An idiomatic expression is a group of words which when taken together
gives a different, figurative meaning than that of the individual words which make it up.

Using idiomatic expressions in our sentences tends to make them sound nicer.
But have you ever wondered how such phrases came into being?

Here are some expressions, their meaning and how they came into existence.

1. To get one’s goat.
Meaning: To bother or annoy someone
Origin: This idiom is speculated to come from horse racing.

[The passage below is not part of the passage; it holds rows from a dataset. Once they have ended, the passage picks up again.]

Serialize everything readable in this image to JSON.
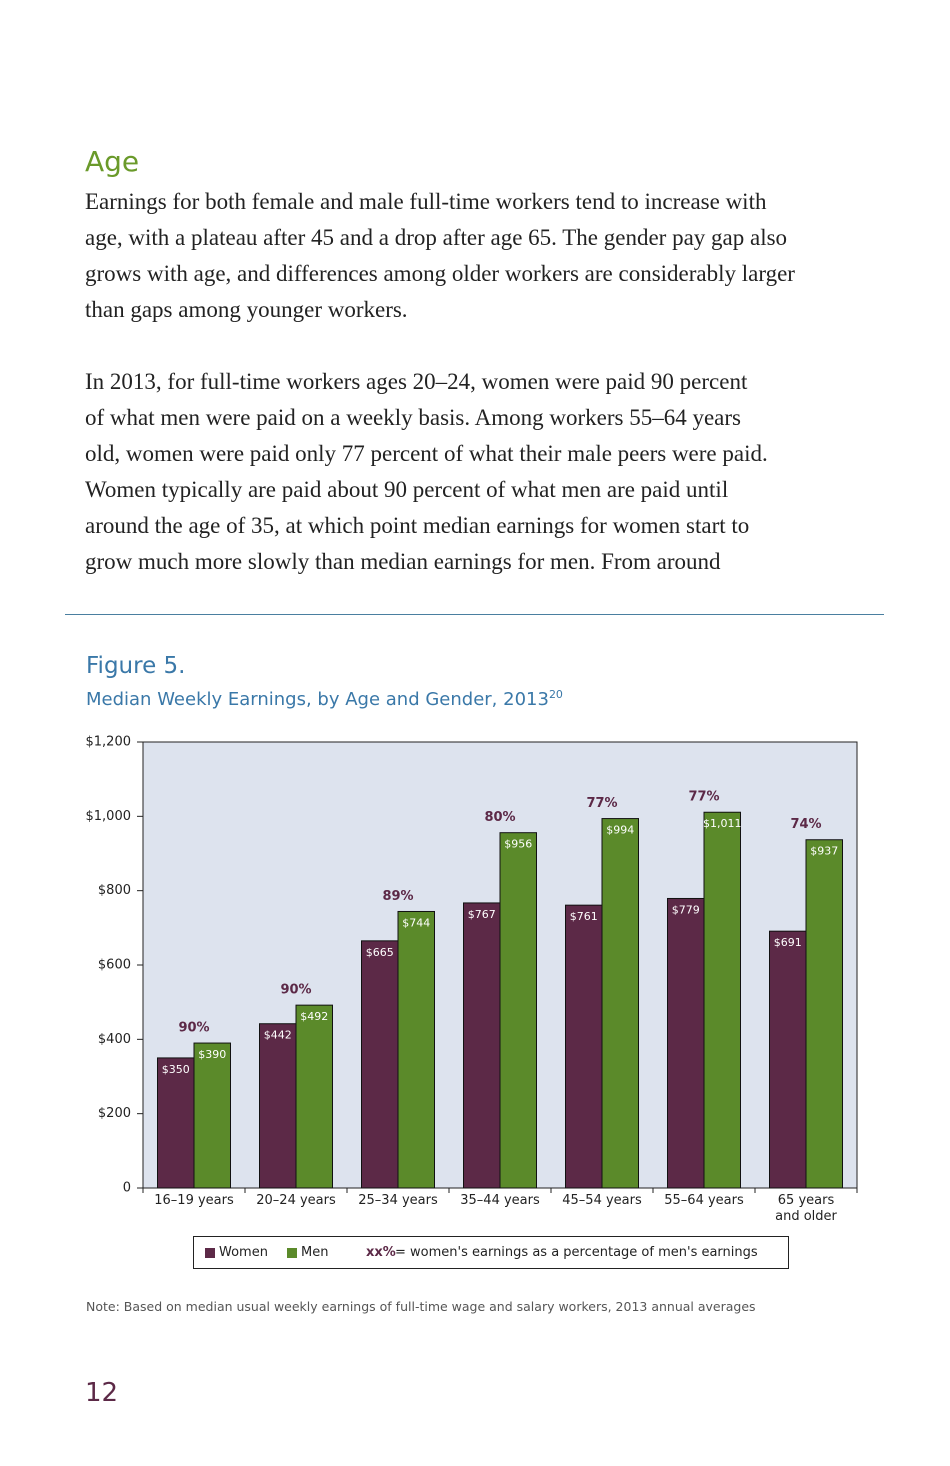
{
  "heading": "Age",
  "paragraphs": [
    [
      "Earnings for both female and male full-time workers tend to increase with",
      "age, with a plateau after 45 and a drop after age 65. The gender pay gap also",
      "grows with age, and differences among older workers are considerably larger",
      "than gaps among younger workers."
    ],
    [
      "In 2013, for full-time workers ages 20–24, women were paid 90 percent",
      "of what men were paid on a weekly basis. Among workers 55–64 years",
      "old, women were paid only 77 percent of what their male peers were paid.",
      "Women typically are paid about 90 percent of what men are paid until",
      "around the age of 35, at which point median earnings for women start to",
      "grow much more slowly than median earnings for men. From around"
    ]
  ],
  "chart_data": {
    "type": "bar",
    "figure_label": "Figure 5.",
    "title": "Median Weekly Earnings, by Age and Gender, 2013",
    "footnote_ref": "20",
    "categories": [
      "16–19 years",
      "20–24 years",
      "25–34 years",
      "35–44 years",
      "45–54 years",
      "55–64 years",
      "65 years\nand older"
    ],
    "series": [
      {
        "name": "Women",
        "color": "#5c2947",
        "values": [
          350,
          442,
          665,
          767,
          761,
          779,
          691
        ],
        "value_labels": [
          "$350",
          "$442",
          "$665",
          "$767",
          "$761",
          "$779",
          "$691"
        ]
      },
      {
        "name": "Men",
        "color": "#5b8a2a",
        "values": [
          390,
          492,
          744,
          956,
          994,
          1011,
          937
        ],
        "value_labels": [
          "$390",
          "$492",
          "$744",
          "$956",
          "$994",
          "$1,011",
          "$937"
        ]
      }
    ],
    "gap_labels": [
      "90%",
      "90%",
      "89%",
      "80%",
      "77%",
      "77%",
      "74%"
    ],
    "ylim": [
      0,
      1200
    ],
    "yticks": [
      0,
      {
        "value": 200,
        "label": "$200"
      },
      {
        "value": 400,
        "label": "$400"
      },
      {
        "value": 600,
        "label": "$600"
      },
      {
        "value": 800,
        "label": "$800"
      },
      {
        "value": 1000,
        "label": "$1,000"
      },
      {
        "value": 1200,
        "label": "$1,200"
      }
    ],
    "grid": false,
    "legend_key": "xx%",
    "legend_note": "= women's earnings as a percentage of men's earnings",
    "note": "Note: Based on median usual weekly earnings of full-time wage and salary workers, 2013 annual averages"
  },
  "page_number": "12"
}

Jockeys placed goats in the stables with their horses since it was believed to relax the horses. However competitors would remove the goats of their rivals to scare their opponent’s horses hoping it would cause them to eventually lose the race.

2. Armed to the teeth
Meaning: fully prepared or equipped (with weapons, arguments and so on)
Origin: The phrase originated in the 14th century and referred to

knights who were dressed head to foot in armour. Later on the idiom was thought
to have generated in Port Jamaica in the 1600’s which was related to the pirates of the time.
They were believed to have a maximum number of weapons with which they would
fight and defeat their enemies. They also kept a small knife in their teeth to enable them fight.

3. To turn a blind eye
Meaning: To deliberately overlook something
Origin: It was used in the battle of Copenhagen by Admiral Horatio Nelson in 1801.

He had been blinded in his right eye during the war with France When signalled by his commanding officer that he should withdraw, he raised the telescope to his blind eye which would not enable him see the flags signalling the order. It is rumoured he said, “I have only one eye, I have the right to be blind sometimes.”

4. Don’t look a gift horse in the mouth
Meaning: do not try to evaluate a gift
Origin: It is believed to have originated in the 1900s.

Buyers could determine a horse’s age by examining its teeth before
purchasing it. Horses were also given as gifts as at then.
If a person tried to check the teeth of the horse which was received as a gift, it meant that instead of being grateful the person was trying to find the value of the present. Hence showing ingratitude which was considered as bad etiquette.